Ces textes ont été publiés au préalable dans le magazine Cinemateaser n°51 daté février 2016

 

PETITS MEURTRES ENTRE AMIS

Milieu des 90’s : après des années passées au théâtre et à la télé, naît le Danny Boyle cinéaste. Avec son premier film, il fait non seulement la transition entre les planches et le grand écran, mais encapsule déjà tout son cinéma – de ses thématiques à son esthétique.

 

ShallowGrave

 

Si l’on souhaitait écrire un essai sur la manière dont un premier film peut, pour un cinéaste, faire office de note d’intention presqu’inconsciente pour sa future carrière, PETITS MEURTRES ENTRE AMIS se dresserait là, en première ligne. Après avoir passé les années 80 à mettre en scène au théâtre et s’être essayé à la télé au début des années 90, Danny Boyle, 39 ans, présente en 1995 son premier film de cinéma. L’histoire de trois amis qui découvrent leur nouveau colocataire mort, une valise pleine de biftons sous le lit. Ils décident de garder le pactole et de faire disparaître le cadavre : l’existence de Juliet, David et Alex bascule.

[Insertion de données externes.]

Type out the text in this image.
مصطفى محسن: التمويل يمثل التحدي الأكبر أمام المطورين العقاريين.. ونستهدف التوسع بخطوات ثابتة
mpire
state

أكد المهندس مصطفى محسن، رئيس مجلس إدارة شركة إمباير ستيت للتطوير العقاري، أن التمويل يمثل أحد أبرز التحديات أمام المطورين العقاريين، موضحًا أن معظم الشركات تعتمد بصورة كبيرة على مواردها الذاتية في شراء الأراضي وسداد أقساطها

À bien des égards, comprendre PETITS MEURTRES ENTRE AMIS, c’est comprendre tout ce que Boyle va construire les vingt années suivantes.
 »Je n’ai pas honte d’exprimer mes sentiments », lance en voix off David dans la première réplique du film, sorte d’aveu de Boyle qui, lui, n’a jamais peur de sombrer dans le sentimentalisme décomplexé, le mauvais goût assumé et l’effusion esthétique débridée. Mieux : David assène que l’amour et l’amitié sont des « choses importantes de la vie » – là où Boyle ne va cesser d’en faire des points centraux de ses récits, pour les magnifier (UNE VIE MOINS ORDINAIRE, SLUMDOG MILLIONAIRE, 127 HEURES), les mettre au défi (TRAINSPOTTING, LA PLAGE, TRANCE, STEVE JOBS). Ici, Danny Boyle s’impose déjà davantage en observateur de l’humain que de la société – l’amoralité des protagonistes ne dépend d’aucun facteur politique ou sociologique. Ses personnages rient de l’humiliation qu’ils infligent, se révèlent sûrs de leur supériorité. Les monstres, ce sont eux, et l’on ne s’étonnera pas de les voir regarder LE DIEU D’OSIER à la télé : dans leur assurance presque païenne, Juliet, David et Alex sacrifient le peu d’humanité qu’ils ont.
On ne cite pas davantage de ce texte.